Digital media is a bugle

I was involved in an online debate about the sale of Re/code, a tech site made prominent by its founders, Wall Street Journal star technology columnists Walt Mossberg and Kara Swisher. The gist of the argument was that if these two big-deal technology columnists had to sell, so soon after GigaOm went out of business, what did it mean for the rest of the big tech verticals?


Maybe nothing. Matthew Ingram, set adrift by GigaOm’s closure then picked up by Fortune, describes online media as a barbell, where the bells are targeted, small sites and very large sites. Sites like Re/code are in the bar, the valley of death, as Ingram called it. It’s an update of the classic ‘crossing the chasm’ argument: they hoped technology’s seeming pervasiveness would attract steep growth in its audience, and it didn’t.


There was much hand-wringing in the debate over what Re/code’s failure meant for journalism. Re/code, of course, was not doing general interest reporting, but journalists like Mossberg and Swisher are exceptionally prominent for technology writers. If they can’t scale, the argument went, who can? It was a bit like watching the journalistic parallel to Alfred Lambert (The Corrections) looking at his railroad, seeing a profession falling apart and looted when it might have been saved. But issues at Re/code and GigaOm look to me more localized.


GigaOm built a large staff over eight years and ultimately appears to have been unable to sustain it through revenues. Re/code looks like it was on the verge of doing the same. It has a staff of 39, 26 of whom are editorial (including Mossberg and Swisher). It had 1.5 million unique visitors, which sounds large, but means little when it is people popping in to read an occasional story. Compare Re/code to its savior, Vox Media, which has 150 million unique visitors across its array of media sites. I have no doubt Mossberg and Swisher could have sustained their business with a smaller staff, though it might have been just the two of them and some support for their conference business.

Maybe they felt they needed to compete in technology news with the Journal, which in the wake of its 2013 split with Mossberg and Swisher went out and hired 20 more reporters to augment its already substantial technology staff. But the Journal has existing administrative support and a very large audience, plus subscription revenues to sustain itself.
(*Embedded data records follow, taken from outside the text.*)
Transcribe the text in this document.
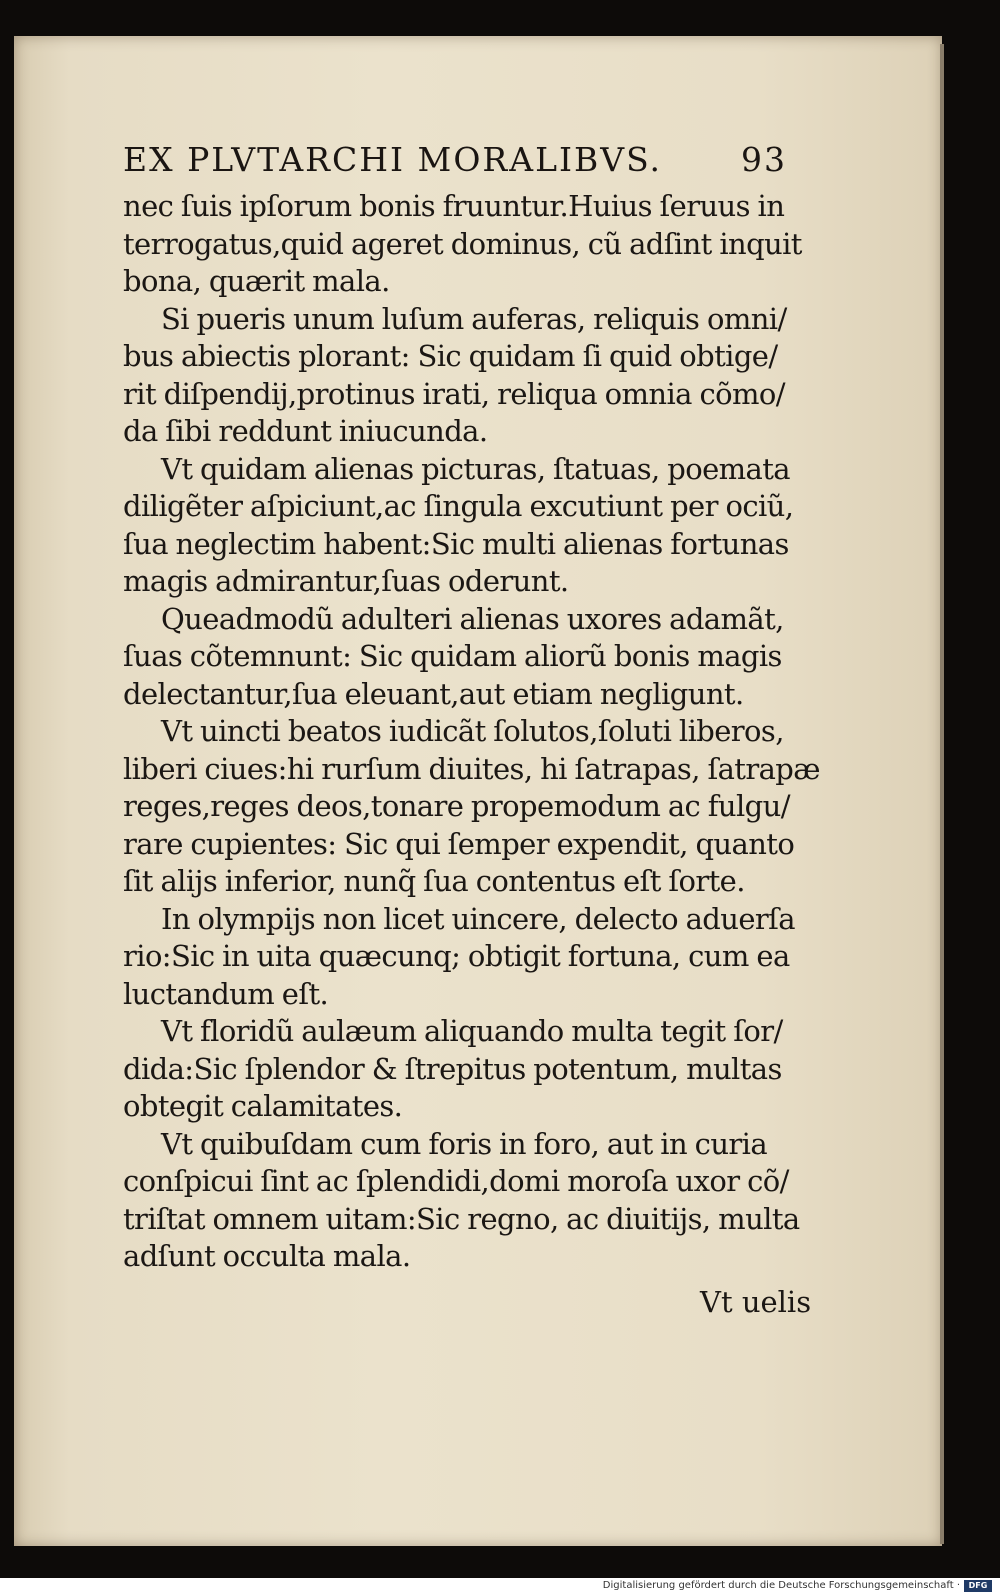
EX PLVTARCHI MORALIBVS. 93
nec ſuis ipſorum bonis fruuntur.Huius ſeruus in
terrogatus,quid ageret dominus, cũ adſint inquit
bona, quærit mala.
Si pueris unum luſum auferas, reliquis omni/
bus abiectis plorant: Sic quidam ſi quid obtige/
rit diſpendij,protinus irati, reliqua omnia cõmo/
da ſibi reddunt iniucunda.
Vt quidam alienas picturas, ſtatuas, poemata
diligẽter aſpiciunt,ac ſingula excutiunt per ociũ,
ſua neglectim habent:Sic multi alienas fortunas
magis admirantur,ſuas oderunt.
Queadmodũ adulteri alienas uxores adamãt,
ſuas cõtemnunt: Sic quidam aliorũ bonis magis
delectantur,ſua eleuant,aut etiam negligunt.
Vt uincti beatos iudicãt ſolutos,ſoluti liberos,
liberi ciues:hi rurſum diuites, hi ſatrapas, ſatrapæ
reges,reges deos,tonare propemodum ac fulgu/
rare cupientes: Sic qui ſemper expendit, quanto
ſit alijs inferior, nunq̃ ſua contentus eſt ſorte.
In olympijs non licet uincere, delecto aduerſa
rio:Sic in uita quæcunq; obtigit fortuna, cum ea
luctandum eſt.
Vt floridũ aulæum aliquando multa tegit ſor/
dida:Sic ſplendor & ſtrepitus potentum, multas
obtegit calamitates.
Vt quibuſdam cum foris in foro, aut in curia
conſpicui ſint ac ſplendidi,domi moroſa uxor cõ/
triſtat omnem uitam:Sic regno, ac diuitijs, multa
adſunt occulta mala.
Vt uelis
Digitalisierung gefördert durch die Deutsche Forschungsgemeinschaft ·	DFG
Things may work out fine for Mossberg and Swisher and their staff; Vox bought their outfit for stock (pre-IPO, investor-set value), and it is trying to sell itself to Comcast for a rich payday (here’s a look at the weirdly incestuous connections between Vox Media, Re/code, and Comcast).

Comcast must ask itself whether Vox’s 150 million monthly visitors provide a meaningful audience. That sounds on its face naive; how could 150 million monthly visitors not mean something valuable?


Because digital media is not a barbell; it’s a bugle. There’s a very long, convoluted leadpipe filled with niche companies, flaring out into a bell. If you’re going to build an advertising-driven media business, you need to be in the bell. And that probably means getting to the scale of Twitter or Facebook. That didn’t used to be true. In 1999, when I was at ZDNet, we were a top 15 web site, and we weren’t the biggest media site. Now look at the top 15 Web sites: Google, YouTube (owned by Google), Facebook, Yahoo, — the list is all search, social media, software  and e-commerce. WordPress, a distribution platform, is 15th. It has 240 million unique monthly visitors. If these top 15 Web sites comprise the bell, it means all traditional media are in the leadpipe. The leadpipe is a niche business. You can be newsletter niche, a small shop like Re/code, or The Wirecutter, or you can be super niche like The New York Times. Either way, you lack the scale to compete in a mass advertising market with the likes of Facebook. Maybe you can get people to pay you for your content, because people will pay for some types of content, among them politics (because government makes up a vast percentage of spending around the globe) and business (the subscription is a business expense). Putting politics into an economic frame is why The Economist can charge so much ($130 a year in the U.S.). Some of the debate I was part of centered on whether Politico was stupid to set up state operations. Going in to state markets is smart; there’s an established business model that supports subscription services like the State House News Service. These can make a tidy profit. As long as Politico doesn’t overspend, if it can dislodge those that exist, it should be able to make money off going local.

We journalists have to recognize that no matter how big we are, on the Web we are in the wrong part of the bugle. If we don’t, it’s Taps for us.